«Sur Tinder, une trentaine de femmes ont échangé avec l’intelligence artificielle alors qu’elles pensaient être en train de discuter avec moi». Anis Ayari est ingénieur en intelligence artificielle et youtubeur. Sur sa chaîne Defend intelligence, il décrypte les tendances liées aux nouvelles technologies. Dernier test en date pour le vidéaste : savoir si «oui ou non», une intelligence artificielle comme ChatGPT – le désormais célèbre robot conversationnel d’OpenAI- peut draguer de façon crédible sur une application de rencontres comme Tinder. Une fonction encore inexistante sur la plupart de ces sites.

Pour réaliser cette expérience, l’ingénieur a programmé la messagerie de son profil Tinder pour qu’elle soit reliée à ChatGPT et que ce soit lui qui discute avec les femmes de l’application. «Je ne le laissais pas discuter plus de 24 heures avec les utilisatrices en question. Passé ce délai, je les prévenais qu’elles avaient discuté avec une IA», détaille Anis Ayari. « Je leur demandais ensuite si elles s’en étaient aperçues. Sur la dizaine qui a accepté de me répondre, aucune ne l’avait remarqué», souligne le vidéaste. Au total, ce sont près d’une trentaine de filles avec lesquelles ChatGPT a discuté via le compte d’Anis Ayari. «D’après ce que j’ai constaté, le chatbot se basait sur les éléments que j’avais mis dans ma bio pour entamer la conversation», précise l’ingénieur.

Cette vidéo, qui peut paraître insolite, intéresse pourtant de nombreux internautes. Selon une étude dévoilée en avril dernier par la marque de cybersécurité Norton et menée en ligne, 64% des amateurs de rencontres en ligne son prêt à utiliser l’IA. La plupart des sondés utilisent ces applications en moyenne six heures par semaine et peuvent y dépenser environ 300 dollars par mois. Compte tenu de cet investissement, ils sont donc favorables à 71% à ce qu’une IA s’occupe de rédiger des messages de drague pour eux ou des amorces de conversation, 70% pour qu’elle améliore leur profil et 64% leurs photos.

Pour l’ingénieur, ce type d’intelligence artificielle, limitée dans son usage, pourrait être «simplement une aide apportée à l’utilisateur». « En effet, entamer une conversation sur une application de rencontres, c’est finalement une tâche répétitive puisque à chaque nouveau ’’match’’, l’utilisateur doit de nouveau se présenter.»

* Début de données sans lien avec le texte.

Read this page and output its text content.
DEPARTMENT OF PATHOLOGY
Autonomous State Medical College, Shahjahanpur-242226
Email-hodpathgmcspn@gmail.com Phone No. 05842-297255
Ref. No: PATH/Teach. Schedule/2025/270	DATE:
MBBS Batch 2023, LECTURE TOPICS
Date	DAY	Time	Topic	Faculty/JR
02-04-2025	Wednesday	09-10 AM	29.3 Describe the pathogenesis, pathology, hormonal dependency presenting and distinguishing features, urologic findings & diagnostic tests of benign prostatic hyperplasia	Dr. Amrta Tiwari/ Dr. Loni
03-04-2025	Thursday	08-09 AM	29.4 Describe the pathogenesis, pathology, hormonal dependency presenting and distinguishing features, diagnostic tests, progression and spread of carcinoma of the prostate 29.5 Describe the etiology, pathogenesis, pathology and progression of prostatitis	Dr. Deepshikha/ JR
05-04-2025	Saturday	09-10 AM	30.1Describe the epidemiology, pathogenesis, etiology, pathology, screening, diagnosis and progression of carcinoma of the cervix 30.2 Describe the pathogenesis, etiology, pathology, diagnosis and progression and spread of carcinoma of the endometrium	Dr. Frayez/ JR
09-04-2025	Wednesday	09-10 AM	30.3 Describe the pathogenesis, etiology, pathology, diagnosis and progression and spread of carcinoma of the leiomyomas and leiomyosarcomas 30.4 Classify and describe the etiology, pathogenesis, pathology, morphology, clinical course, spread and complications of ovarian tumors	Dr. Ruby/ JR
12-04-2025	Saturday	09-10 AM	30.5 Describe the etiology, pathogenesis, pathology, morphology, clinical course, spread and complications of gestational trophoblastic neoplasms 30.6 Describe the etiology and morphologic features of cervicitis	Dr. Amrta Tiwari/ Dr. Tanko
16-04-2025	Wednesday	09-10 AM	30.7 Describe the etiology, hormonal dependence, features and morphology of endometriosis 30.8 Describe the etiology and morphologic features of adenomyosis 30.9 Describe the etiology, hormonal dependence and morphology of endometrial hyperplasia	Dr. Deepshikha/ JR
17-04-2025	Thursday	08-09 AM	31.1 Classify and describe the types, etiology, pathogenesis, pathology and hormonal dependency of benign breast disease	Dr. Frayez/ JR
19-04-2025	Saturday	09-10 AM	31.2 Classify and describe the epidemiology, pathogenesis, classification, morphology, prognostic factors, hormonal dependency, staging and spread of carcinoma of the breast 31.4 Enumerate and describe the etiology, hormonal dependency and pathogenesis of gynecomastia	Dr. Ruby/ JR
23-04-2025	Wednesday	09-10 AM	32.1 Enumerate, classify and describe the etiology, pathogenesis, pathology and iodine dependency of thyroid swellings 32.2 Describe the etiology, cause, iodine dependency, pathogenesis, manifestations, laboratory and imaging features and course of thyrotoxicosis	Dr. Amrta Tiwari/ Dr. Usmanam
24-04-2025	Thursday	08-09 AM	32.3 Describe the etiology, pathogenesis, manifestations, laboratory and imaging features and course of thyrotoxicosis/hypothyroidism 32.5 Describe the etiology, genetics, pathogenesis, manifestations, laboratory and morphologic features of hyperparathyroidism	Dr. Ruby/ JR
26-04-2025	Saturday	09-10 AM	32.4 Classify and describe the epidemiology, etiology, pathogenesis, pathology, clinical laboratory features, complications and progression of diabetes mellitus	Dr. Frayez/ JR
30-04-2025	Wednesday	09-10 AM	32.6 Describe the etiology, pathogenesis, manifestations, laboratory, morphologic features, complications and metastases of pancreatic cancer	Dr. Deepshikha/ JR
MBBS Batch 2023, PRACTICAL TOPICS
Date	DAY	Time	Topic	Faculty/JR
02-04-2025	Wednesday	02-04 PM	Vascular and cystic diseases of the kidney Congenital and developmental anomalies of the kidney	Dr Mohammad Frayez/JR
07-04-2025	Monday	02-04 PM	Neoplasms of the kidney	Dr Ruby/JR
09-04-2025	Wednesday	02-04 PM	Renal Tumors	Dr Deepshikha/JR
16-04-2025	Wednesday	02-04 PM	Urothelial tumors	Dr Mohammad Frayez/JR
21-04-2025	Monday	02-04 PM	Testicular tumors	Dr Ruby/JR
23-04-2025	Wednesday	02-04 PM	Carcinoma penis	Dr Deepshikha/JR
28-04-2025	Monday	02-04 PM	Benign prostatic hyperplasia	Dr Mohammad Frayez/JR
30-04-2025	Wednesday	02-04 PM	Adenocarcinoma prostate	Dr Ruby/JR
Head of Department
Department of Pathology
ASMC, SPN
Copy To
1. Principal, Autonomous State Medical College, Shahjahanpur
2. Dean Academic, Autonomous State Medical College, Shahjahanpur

Une analyse partagée par Anne Cordier, enseignante-chercheuse en sciences de l’information et de la communication. «L’IA est perçue comme une béquille par ces utilisateurs qui peuvent avoir du mal à entrer en contact avec l’autre virtuellement.» Une technologie qui pourrait donc séduire les 20-30 ans, agacés par les tâches répétitives comme le fait de se présenter des dizaines de fois sans forcément avoir une réponse. C’est ce qu’on appelle le «dating fatigue», comme le souligne la sociologique Christine Detrez, auteure du livre Crush.

Un constat partagé par les applications de rencontres elles-mêmes. À l’image de la fondatrice et ex-patronne de l’application de rencontres Bumble, Whitney Wolfe Herd, qui imagine un futur où l’IA servirait « de concierge de rencontres» pour les utilisateurs de ces sites.

L’humain n’aurait plus à se casser la tête pour faire du repérage sur les applis et être potentiellement déçu, des avatars dotés d’IA s’en chargeraient. Ils commenceraient entre eux via l’application avant de notifier aux utilisateurs si une rencontre dans la réalité peut s’avérer intéressante. «Vous n’aurez pas à parler à 600 personnes. Ce concierge pourrait scanner tout San Francisco pour vous et vous dire ’’voici les 3 personnes que vous devriez vraiment rencontrer’’», a détaillé la femme d’affaires. Objectif, que les utilisateurs passent plus rapidement du virtuel à l’authentique.

Une perspective qui pose toutefois de nombreuses questions éthiques. «Alors qu’on veut combattre l’uniformisation des rencontres sur les applis, avec de tels dispositifs, on va vers une standardisation totale de l’amour», fait remarquer Anne Cordier. «Il n’y a plus vraiment de place à la personnalité ou à la découverte et, en vérité on repousse sans cesse un peu plus le grand saut dans l’inconnu», conclut la chercheuse.